La tarea de ellos no se limitaba a flexionar extremidades: su sentido del humor era una presencia viva, y el aliento constante en cada ejercicio era una caricia para la autoestima.

Transité muchas emociones en la clínica, y así como había días en los que amenazaba con denunciarlos cuando me hacían meter las manos en cera derretida, también había otros en los que terminábamos tosiendo de la risa.

A veces me tocaba acomodar hilos en un telar o meter la mano en un recipiente y tratar de rescatar un objeto. Esas tareas sencillas me ofuscaban y me dejaban bañado en transpiración, me frustraba mucho no poder accionar encendedores, destapar botellas y hacer andar mi desodorante en aerosol.

Mi única distracción era la novela que iba armando con la cabeza.

Cuando conté que me gustaba escribir, recuerdo, hasta me fabricaron un teclado adaptado para la compu.

Pero así y todo la novelita no prosperó, porque escribir textos largos era una odisea insoportable y la historia quedó a medio camino entre un cuento y una parva de apuntes sueltos.


De la clínica recuerdo con especial bronca un aparato infernal que colgaba del techo con poleas y cables. Digno invento de Torquemada, el coso tenía un arnés que se ponía en la entrepierna y te mantenía erguido sobre una cinta caminadora para que no te cayeras.

Hay gente que tiene pesadillas con las alturas, yo a la fecha sigo soñando que se me desconecta el arnés y me voy de jeta al piso.

Odiaba ese aparato con toda mi alma, pero cuánto le debo a pesar de todo. Gracias a las horas que pasé sobre él un buen día tuve fuerzas suficientes para organizar mi escape de la clínica por mis medios, sin decirle a nadie.

Transité muchas emociones en la clínica, y así como había días en los que amenazaba con denunciarlos cuando me hacían meter las manos en cera derretida, también había otros en los que terminábamos tosiendo de la risa.


Fue un momento glorioso: en un descuido me escabullí hasta la vereda y caminé lentamente las cuadras que me separaban de la avenida principal disfrutando de mi autonomía repentina.

Esa tarde, por primera vez en mucho tiempo, no le presté atención a mi propio reflejo en las vidrieras y me concentré solamente en la irregularidad de las baldosas.

Quería demostrarme a mí mismo que podía. Quería llegar a casa y sorprender a todos con mi independencia reconquistada.

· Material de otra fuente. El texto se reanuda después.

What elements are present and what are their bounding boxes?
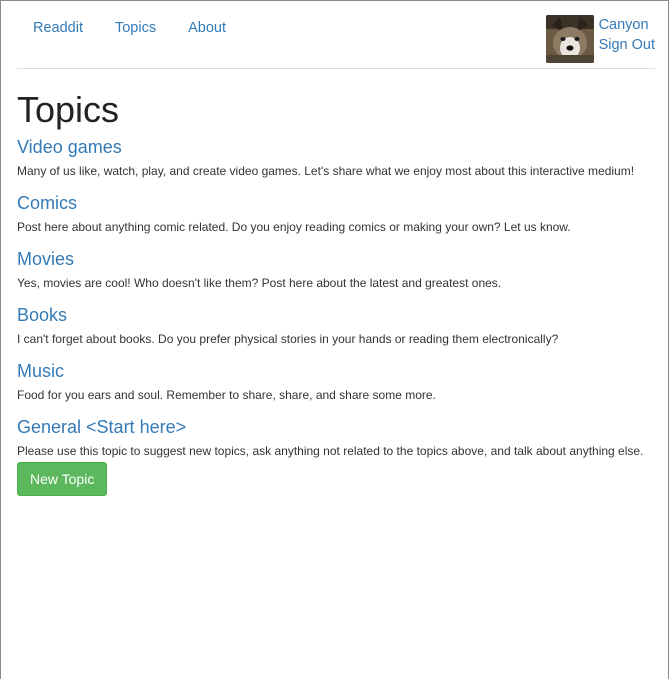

Viéndolo en perspectiva, estoy seguro de que en el momento en que levanté mi brazo rígido para detener el taxi me sentí yo mismo otra vez. Y no me cabe duda de que en ese instante dejé de pensar en la ficción protagonizada por los colegas de la clínica que habían quedado atrás.

La mente obra de maneras inexplicables, y todos los padecimientos de esa aventura quedaron sepultados en un olvido a la vez implacable y necesario.

En algún lugar debo tener guardado los apuntes de esa ficción que no encontró combustible para avanzar.

A veces me pongo desodorante o hago llama con el encendedor y me viene a la cabeza ese período, y entonces fantaseo con retomar la novelita.

Pero se me pasa rápido. Por alguna razón siento que si ese texto decide ponerse de pie, se las apañará solito para volver a caminar.